Comment Re:Time for new terminology (Score 1) 635

"Radically altering the composition of the atmosphere ..." Really? Imagine a stadium of 100,000 people, each assigned a molecule present in dry air. 79,090 would be nitrogen. 20,950 would be oxygen. 930 would be argon. 39 would be CO2. Of the 39 CO2 people, 36 would have resulted from natural activity, and 3 would be because of human activity. 3 out of 100,000 is not a radical change, especially when the fossil record shows concentrations in the 5000 ppm range.

You're numbers are a bit off. More like 40 would be CO2, 28 would be from nature and 12 would be from human activity.

Just because the concentration of CO2 in the atmosphere is small doesn't mean it isn't significant. If I put you in a room with a concentration of just 270 ppm of hydrogen cyanide gas you would be dead within minutes.

Comment Re:It's getting hotter still! (Score 1) 635

Your response is just makes it evident that politics are more important to you than the science. The various "dire" predictions are materializing on schedule or in some cases ahead of schedule and you would know that if you paid attention to the science. Yes, there have been a few hyperbolic statements here and there but they are not mainstream science.

BTW, Al Gore's place on the coast is far enough above sea level and won't have problems with SLR for several hundred years.

Comment Re:It's getting hotter still! (Score 3, Interesting) 635

Sheesh! Sea ice has essentially zero effect on sea level whether it forms or melts. It's the land based ice like the Greenland and Antarctic ice sheets that have an effect on sea level. If you're not paying enough attention to the science to understand even that simple concept why should I think anything else you have to say is worth listening to.

Comment Re:Bullshit (Score 2) 59

Because wind.

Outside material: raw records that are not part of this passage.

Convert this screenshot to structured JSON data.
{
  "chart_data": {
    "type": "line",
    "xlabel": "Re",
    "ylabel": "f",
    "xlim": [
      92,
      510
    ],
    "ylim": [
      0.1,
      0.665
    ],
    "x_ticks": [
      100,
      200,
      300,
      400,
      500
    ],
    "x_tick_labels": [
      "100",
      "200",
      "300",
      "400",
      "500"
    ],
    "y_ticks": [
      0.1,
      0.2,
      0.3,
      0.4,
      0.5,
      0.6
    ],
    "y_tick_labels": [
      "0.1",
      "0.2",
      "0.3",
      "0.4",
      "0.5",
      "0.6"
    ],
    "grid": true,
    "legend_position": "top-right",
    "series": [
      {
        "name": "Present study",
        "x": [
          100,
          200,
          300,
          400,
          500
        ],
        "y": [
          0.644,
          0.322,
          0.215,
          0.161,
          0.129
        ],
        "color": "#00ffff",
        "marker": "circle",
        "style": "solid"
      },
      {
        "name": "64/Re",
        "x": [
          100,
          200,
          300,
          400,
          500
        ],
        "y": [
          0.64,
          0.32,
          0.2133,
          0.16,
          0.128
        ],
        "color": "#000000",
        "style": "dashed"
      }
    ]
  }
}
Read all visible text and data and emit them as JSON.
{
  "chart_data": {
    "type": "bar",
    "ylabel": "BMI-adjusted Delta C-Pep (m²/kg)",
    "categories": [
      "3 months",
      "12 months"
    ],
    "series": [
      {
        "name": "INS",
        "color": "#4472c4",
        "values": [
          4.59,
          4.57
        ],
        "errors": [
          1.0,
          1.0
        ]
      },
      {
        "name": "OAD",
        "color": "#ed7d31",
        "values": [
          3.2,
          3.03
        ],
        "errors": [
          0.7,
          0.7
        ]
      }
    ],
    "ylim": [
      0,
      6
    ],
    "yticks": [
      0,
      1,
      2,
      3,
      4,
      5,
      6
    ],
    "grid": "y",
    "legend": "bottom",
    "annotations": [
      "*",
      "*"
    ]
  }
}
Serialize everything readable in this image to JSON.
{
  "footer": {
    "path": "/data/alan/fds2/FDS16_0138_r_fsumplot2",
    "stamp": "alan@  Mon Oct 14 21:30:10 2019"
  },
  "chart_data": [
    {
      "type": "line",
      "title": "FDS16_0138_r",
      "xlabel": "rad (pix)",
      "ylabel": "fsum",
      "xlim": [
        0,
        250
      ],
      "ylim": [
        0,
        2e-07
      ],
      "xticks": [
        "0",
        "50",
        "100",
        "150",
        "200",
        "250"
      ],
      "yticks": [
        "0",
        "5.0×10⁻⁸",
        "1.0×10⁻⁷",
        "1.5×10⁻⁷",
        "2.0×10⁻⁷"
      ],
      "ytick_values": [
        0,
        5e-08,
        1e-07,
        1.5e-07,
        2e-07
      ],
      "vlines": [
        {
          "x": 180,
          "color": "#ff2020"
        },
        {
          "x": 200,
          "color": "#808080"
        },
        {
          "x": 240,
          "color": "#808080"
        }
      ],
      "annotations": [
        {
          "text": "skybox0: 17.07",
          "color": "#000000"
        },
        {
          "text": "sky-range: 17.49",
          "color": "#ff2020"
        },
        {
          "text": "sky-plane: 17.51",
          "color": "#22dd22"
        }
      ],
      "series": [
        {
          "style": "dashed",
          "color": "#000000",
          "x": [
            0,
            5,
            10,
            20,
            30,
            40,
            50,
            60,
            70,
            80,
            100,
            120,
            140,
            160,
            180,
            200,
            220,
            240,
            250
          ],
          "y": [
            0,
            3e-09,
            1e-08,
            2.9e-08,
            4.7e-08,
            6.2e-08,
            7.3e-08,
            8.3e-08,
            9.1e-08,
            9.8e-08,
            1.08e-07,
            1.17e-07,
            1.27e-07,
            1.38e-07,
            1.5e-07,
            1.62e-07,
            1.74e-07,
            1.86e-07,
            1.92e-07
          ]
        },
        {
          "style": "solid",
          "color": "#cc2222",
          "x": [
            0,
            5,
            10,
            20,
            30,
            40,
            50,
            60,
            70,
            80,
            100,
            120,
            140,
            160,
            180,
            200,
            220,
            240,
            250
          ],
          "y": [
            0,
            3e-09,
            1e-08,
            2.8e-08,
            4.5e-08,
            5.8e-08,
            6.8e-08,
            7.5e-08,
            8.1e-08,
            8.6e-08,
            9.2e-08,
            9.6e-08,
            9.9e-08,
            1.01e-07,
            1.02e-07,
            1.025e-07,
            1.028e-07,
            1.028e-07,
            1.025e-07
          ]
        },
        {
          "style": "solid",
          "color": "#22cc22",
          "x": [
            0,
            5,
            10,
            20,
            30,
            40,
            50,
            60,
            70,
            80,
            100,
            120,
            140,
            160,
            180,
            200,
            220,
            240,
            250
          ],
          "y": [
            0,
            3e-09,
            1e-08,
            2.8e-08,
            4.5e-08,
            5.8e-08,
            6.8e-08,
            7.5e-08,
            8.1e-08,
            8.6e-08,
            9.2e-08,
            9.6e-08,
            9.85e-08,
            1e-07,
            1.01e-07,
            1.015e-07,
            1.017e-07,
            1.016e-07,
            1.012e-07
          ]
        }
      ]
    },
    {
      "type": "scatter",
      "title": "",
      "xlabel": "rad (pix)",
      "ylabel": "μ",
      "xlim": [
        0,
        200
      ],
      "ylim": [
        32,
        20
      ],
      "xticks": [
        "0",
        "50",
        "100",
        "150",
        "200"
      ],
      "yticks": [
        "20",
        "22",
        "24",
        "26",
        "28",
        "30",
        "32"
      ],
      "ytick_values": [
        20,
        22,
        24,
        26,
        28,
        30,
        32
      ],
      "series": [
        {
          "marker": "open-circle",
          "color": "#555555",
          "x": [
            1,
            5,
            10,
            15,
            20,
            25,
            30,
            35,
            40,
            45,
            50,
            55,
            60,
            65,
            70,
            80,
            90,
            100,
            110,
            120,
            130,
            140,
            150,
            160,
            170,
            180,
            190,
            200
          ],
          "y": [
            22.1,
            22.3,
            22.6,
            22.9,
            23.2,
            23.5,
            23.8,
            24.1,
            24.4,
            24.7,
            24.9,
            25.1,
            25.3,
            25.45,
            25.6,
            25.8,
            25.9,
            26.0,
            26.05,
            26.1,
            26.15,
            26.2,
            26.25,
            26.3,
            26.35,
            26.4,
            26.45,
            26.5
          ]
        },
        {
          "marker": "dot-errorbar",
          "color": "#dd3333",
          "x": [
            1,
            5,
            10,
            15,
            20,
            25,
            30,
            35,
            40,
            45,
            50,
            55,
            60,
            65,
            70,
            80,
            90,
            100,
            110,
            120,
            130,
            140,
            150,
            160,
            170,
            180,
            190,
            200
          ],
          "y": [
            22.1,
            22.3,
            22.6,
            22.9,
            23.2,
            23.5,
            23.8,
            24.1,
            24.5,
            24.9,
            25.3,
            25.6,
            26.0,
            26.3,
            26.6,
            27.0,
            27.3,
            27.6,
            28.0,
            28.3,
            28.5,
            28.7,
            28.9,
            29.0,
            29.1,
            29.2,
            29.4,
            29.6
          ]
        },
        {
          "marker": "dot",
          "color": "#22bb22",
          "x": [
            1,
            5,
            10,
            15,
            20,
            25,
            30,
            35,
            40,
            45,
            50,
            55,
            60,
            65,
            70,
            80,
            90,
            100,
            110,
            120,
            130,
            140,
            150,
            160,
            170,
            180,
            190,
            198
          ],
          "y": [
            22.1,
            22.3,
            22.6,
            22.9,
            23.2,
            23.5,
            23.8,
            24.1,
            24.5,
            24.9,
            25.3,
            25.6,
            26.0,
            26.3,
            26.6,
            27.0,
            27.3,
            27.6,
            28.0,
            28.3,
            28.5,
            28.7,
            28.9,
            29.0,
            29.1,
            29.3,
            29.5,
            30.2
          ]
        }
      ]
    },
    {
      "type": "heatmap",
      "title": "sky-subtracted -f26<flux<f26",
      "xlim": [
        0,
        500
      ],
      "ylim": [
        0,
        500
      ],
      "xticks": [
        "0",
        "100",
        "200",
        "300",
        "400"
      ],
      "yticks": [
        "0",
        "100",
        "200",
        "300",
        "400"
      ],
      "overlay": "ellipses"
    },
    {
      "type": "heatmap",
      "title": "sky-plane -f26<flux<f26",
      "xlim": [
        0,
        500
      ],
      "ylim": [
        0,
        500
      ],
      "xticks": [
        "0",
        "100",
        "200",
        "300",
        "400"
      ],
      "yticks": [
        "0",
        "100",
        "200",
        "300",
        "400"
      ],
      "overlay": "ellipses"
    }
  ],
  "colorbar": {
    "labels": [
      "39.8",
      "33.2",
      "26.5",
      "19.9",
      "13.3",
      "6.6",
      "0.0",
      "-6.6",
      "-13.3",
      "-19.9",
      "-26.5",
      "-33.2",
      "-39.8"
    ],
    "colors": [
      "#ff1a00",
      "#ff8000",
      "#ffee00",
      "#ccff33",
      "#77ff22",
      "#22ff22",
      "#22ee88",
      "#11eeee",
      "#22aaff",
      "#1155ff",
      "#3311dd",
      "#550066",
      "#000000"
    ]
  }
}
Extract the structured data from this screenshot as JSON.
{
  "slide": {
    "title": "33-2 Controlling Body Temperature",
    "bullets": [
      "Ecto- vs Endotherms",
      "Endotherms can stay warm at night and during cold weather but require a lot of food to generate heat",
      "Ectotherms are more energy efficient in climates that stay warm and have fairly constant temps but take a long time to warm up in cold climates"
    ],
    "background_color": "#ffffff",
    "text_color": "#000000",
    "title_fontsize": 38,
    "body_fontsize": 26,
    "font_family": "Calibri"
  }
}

CFC molecules are not so heavy that they aren't well mixed in the atmosphere. After all water vapor molecules are quite light compared to N2 and O2. How come they don't immediately head for the stratosphere. The atmosphere isn't quiescent enough for significant stratification of the gases in it. As far as traveling to the South Pole, it's not necessary. The ozone layer has thinned out over the whole globe because of ozone depleting substances like CFC's which makes it easier for the hole over the South Pole to develop.